Cette année pourtant c’est légèrement différent. Bien que les cours ne m’intéressent pas plus, j’ai une motivation supplémentaire. Je veux intégrer cette école de photographie. Pour cela, pas le choix, je dois bosser. Les frais d’inscriptions sont faramineux, mais heureusement, mon héritage suffit à les payer. Maman aurait certainement voulu que cet argent serve pour mes études.
Pour la première fois depuis trois ans, j’angoisse à l’idée de ne pas réussir.
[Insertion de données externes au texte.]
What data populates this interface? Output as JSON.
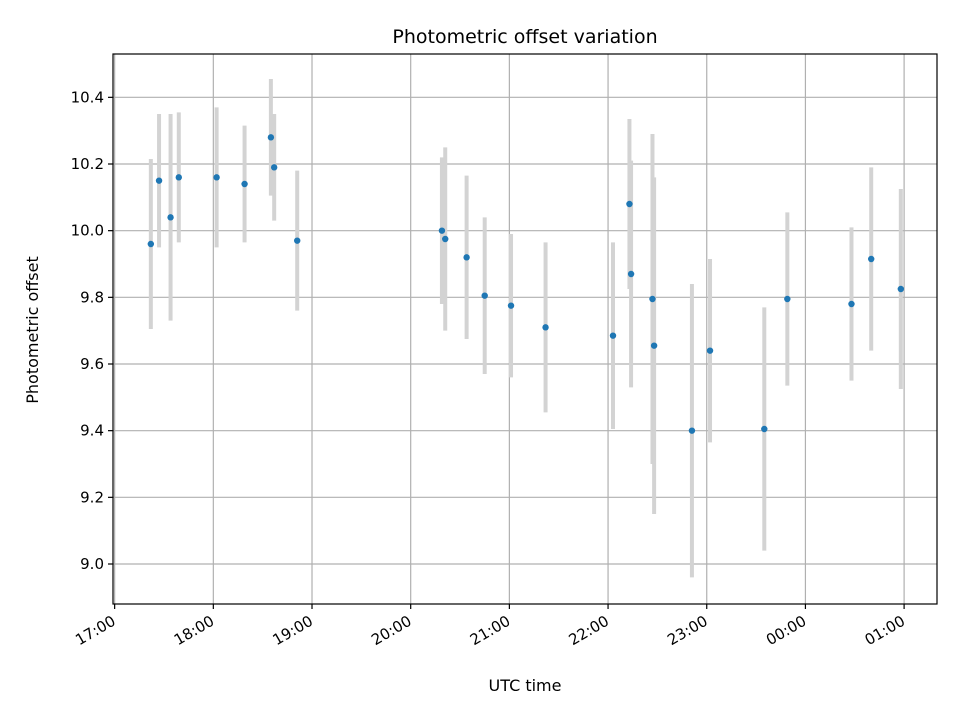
{
  "chart_data": {
    "type": "scatter",
    "title": "Photometric offset variation",
    "xlabel": "UTC time",
    "ylabel": "Photometric offset",
    "x_tick_labels": [
      "17:00",
      "18:00",
      "19:00",
      "20:00",
      "21:00",
      "22:00",
      "23:00",
      "00:00",
      "01:00"
    ],
    "x_tick_times": [
      "17:00",
      "18:00",
      "19:00",
      "20:00",
      "21:00",
      "22:00",
      "23:00",
      "00:00",
      "01:00"
    ],
    "y_ticks": [
      9.0,
      9.2,
      9.4,
      9.6,
      9.8,
      10.0,
      10.2,
      10.4
    ],
    "xlim": [
      "16:59",
      "01:20"
    ],
    "ylim": [
      8.88,
      10.53
    ],
    "grid": true,
    "colors": {
      "point": "#1f77b4",
      "errorbar": "#d3d3d3",
      "grid": "#b0b0b0"
    },
    "points": [
      {
        "time": "17:22",
        "y": 9.96,
        "yerr": 0.255
      },
      {
        "time": "17:27",
        "y": 10.15,
        "yerr": 0.2
      },
      {
        "time": "17:34",
        "y": 10.04,
        "yerr": 0.31
      },
      {
        "time": "17:39",
        "y": 10.16,
        "yerr": 0.195
      },
      {
        "time": "18:02",
        "y": 10.16,
        "yerr": 0.21
      },
      {
        "time": "18:19",
        "y": 10.14,
        "yerr": 0.175
      },
      {
        "time": "18:35",
        "y": 10.28,
        "yerr": 0.175
      },
      {
        "time": "18:37",
        "y": 10.19,
        "yerr": 0.16
      },
      {
        "time": "18:51",
        "y": 9.97,
        "yerr": 0.21
      },
      {
        "time": "20:19",
        "y": 10.0,
        "yerr": 0.22
      },
      {
        "time": "20:21",
        "y": 9.975,
        "yerr": 0.275
      },
      {
        "time": "20:34",
        "y": 9.92,
        "yerr": 0.245
      },
      {
        "time": "20:45",
        "y": 9.805,
        "yerr": 0.235
      },
      {
        "time": "21:01",
        "y": 9.775,
        "yerr": 0.215
      },
      {
        "time": "21:22",
        "y": 9.71,
        "yerr": 0.255
      },
      {
        "time": "22:03",
        "y": 9.685,
        "yerr": 0.28
      },
      {
        "time": "22:13",
        "y": 10.08,
        "yerr": 0.255
      },
      {
        "time": "22:14",
        "y": 9.87,
        "yerr": 0.34
      },
      {
        "time": "22:27",
        "y": 9.795,
        "yerr": 0.495
      },
      {
        "time": "22:28",
        "y": 9.655,
        "yerr": 0.505
      },
      {
        "time": "22:51",
        "y": 9.4,
        "yerr": 0.44
      },
      {
        "time": "23:02",
        "y": 9.64,
        "yerr": 0.275
      },
      {
        "time": "23:35",
        "y": 9.405,
        "yerr": 0.365
      },
      {
        "time": "23:49",
        "y": 9.795,
        "yerr": 0.26
      },
      {
        "time": "00:28",
        "y": 9.78,
        "yerr": 0.23
      },
      {
        "time": "00:40",
        "y": 9.915,
        "yerr": 0.275
      },
      {
        "time": "00:58",
        "y": 9.825,
        "yerr": 0.3
      }
    ]
  }
}
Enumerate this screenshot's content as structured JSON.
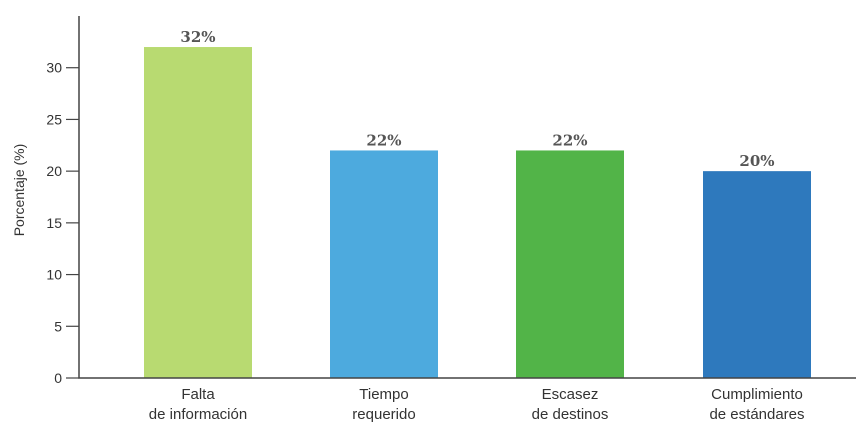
{
  "chart_data": {
    "type": "bar",
    "categories": [
      [
        "Falta",
        "de información"
      ],
      [
        "Tiempo",
        "requerido"
      ],
      [
        "Escasez",
        "de destinos"
      ],
      [
        "Cumplimiento",
        "de estándares"
      ]
    ],
    "values": [
      32,
      22,
      22,
      20
    ],
    "value_labels": [
      "32%",
      "22%",
      "22%",
      "20%"
    ],
    "colors": [
      "#b8da71",
      "#4daade",
      "#52b448",
      "#2e79bd"
    ],
    "ylabel": "Porcentaje (%)",
    "xlabel": "",
    "ylim": [
      0,
      35
    ],
    "yticks": [
      0,
      5,
      10,
      15,
      20,
      25,
      30
    ],
    "grid": false,
    "legend": "none"
  }
}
Entre le job étudiant que j’ai et les cours, je ne sais pas comment je vais réussir à faire mes devoirs, réviser et aller au boulot en même temps, mais je n'ai pas vraiment le choix.

Heureusement, Chloé, ma meilleure amie et sûrement la seule qui parvient à me supporter, sera là pour m'accompagner dans cette dure épreuve qu'est la terminale. Elle a un an de moins que moi et n'était qu'en première l'année dernière. J’espère que cette année nous serons dans la même classe. Elle a toujours été studieuse Chloé, des dix-sept et des dix-huit de moyenne depuis le collège.

Moi aussi j’ai été comme elle. J’adorais aller en cours, apprendre de nouvelles choses chaque jour. Moi aussi je faisais partie des meilleures élèves de ma classe. Puis j’ai eu des problèmes. Et c’est là que j’ai découvert le réel visage des profs et des gens en général. Quand tout va bien, tout le monde est présent pour toi, les professeurs t’adorent et répondent à tes moindres besoins, tu as plein d'amis… À partir du moment où tu te retrouves en difficulté sur le plan scolaire certes, mais surtout sur le plan physique et psychologique, plus personne n'est là pour te venir en aide, que ce soit les adultes ou les amis.

Seule Chloé est restée à mes côtés. Nous nous connaissons depuis toujours. Nos parents étaient de proches amis et nous nous fréquentions donc régulièrement. Après la mort de maman et de mes sœurs, ils ont été presque autant effondrés que papa et moi et ont été très présents pour nous deux. Jamais ils ne nous ont tourné le dos. Leur divorce l’année dernière aurait pu mettre un terme à cette amitié, mais heureusement pour mon père et surtout pour Chloé, ils sont restés de bons amis et continuent de venir manger à la maison de temps en temps.

Je regarde l’heure, 21h30. Je prépare rapidement mon sac pour demain. Trieur, feuilles à carreaux, trousse et porte feuille, puis descend voir mon père.

- Ah, ma chère fille se décide à venir me voir ! Je ne t’ai pas vu de la journée, s’exclame-t-il en espagnol.

Papa, tout comme ses ancêtres avant lui, sont originaires de Madrid. Il est venu vivre en France après sa rencontre avec ma mère. C’est la plus belle histoire d’amour que j’ai connu du haut de mes dix-huit ans.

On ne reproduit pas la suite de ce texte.